A Larache, dans une bourgade au nord du Maroc, une jeune fille de 16 ans s’est donné la mort après avoir été violée et obligée d’épouser son violeur. Scandale. Retournons cette histoire et adoptons, cette fois-ci, le point de vue du “mari”. Voilà un homme qui a détourné une mineure et l’a violée. Il a commis deux très graves infractions (viol et pédophilie), selon les normes universelles. Au lieu de le condamner à une lourde peine de prison, la justice marocaine l’a condamné…à épouser sa victime, effaçant du coup les crimes dont il s’est rendu coupable. Deuxième scandale. Considérons à présent le père de la suicidée : voilà un homme qui, découvrant que sa fille, adolescente, vient d’être violée, a décidé de la marier à son bourreau…pour que les gens arrêtent de se moquer de lui et de sa famille. Troisième scandale. Voyons à présent l’opinion publique et les réactions officielles : des citoyens lambda et des officiels, y compris au ministère de la Justice, ont trouvé le moyen de nous dire que la jeune fille était consentante et qu’elle a insisté pour conclure ce mariage. Quatrième scandale.

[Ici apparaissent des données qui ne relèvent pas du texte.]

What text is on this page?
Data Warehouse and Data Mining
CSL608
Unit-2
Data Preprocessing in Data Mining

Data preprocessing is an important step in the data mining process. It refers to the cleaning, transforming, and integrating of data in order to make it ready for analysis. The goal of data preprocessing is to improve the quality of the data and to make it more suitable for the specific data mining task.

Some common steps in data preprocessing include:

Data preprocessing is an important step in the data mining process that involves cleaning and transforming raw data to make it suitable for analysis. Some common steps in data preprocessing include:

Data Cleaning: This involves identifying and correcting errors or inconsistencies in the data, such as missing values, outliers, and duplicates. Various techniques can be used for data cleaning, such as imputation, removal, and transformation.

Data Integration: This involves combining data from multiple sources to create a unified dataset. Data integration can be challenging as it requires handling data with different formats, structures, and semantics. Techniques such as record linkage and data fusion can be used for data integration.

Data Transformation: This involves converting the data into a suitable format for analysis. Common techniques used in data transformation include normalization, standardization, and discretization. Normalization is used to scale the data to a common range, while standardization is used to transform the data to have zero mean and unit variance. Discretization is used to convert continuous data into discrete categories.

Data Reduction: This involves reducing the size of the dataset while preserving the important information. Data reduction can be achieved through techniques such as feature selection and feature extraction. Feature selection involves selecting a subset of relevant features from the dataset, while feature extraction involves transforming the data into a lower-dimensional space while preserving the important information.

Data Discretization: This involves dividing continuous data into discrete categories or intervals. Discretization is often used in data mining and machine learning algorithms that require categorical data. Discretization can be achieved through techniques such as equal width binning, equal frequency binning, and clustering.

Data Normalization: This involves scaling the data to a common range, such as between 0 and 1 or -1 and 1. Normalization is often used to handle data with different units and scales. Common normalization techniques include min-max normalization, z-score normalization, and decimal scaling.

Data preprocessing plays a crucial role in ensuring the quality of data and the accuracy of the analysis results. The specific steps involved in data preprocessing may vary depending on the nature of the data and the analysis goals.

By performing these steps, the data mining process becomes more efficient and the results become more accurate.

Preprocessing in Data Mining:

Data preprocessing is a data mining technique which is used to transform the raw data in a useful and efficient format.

En plus d’avoir été violée, Amina Filali, la jeune fille de Larache, n’a trouvé de réconfort ni auprès de la société, ni auprès de la justice. C’est ce qui l’a tuée. En la mariant à son violeur, sa famille et son juge, qui ont cru ainsi la protéger, l’ont en réalité poussée à la mort. Dans toute cette histoire, chacun a joué au sauve-qui-peut pour préserver les apparences et défendre ses propres intérêts. Seule une personne n’a pas été entendue : la victime !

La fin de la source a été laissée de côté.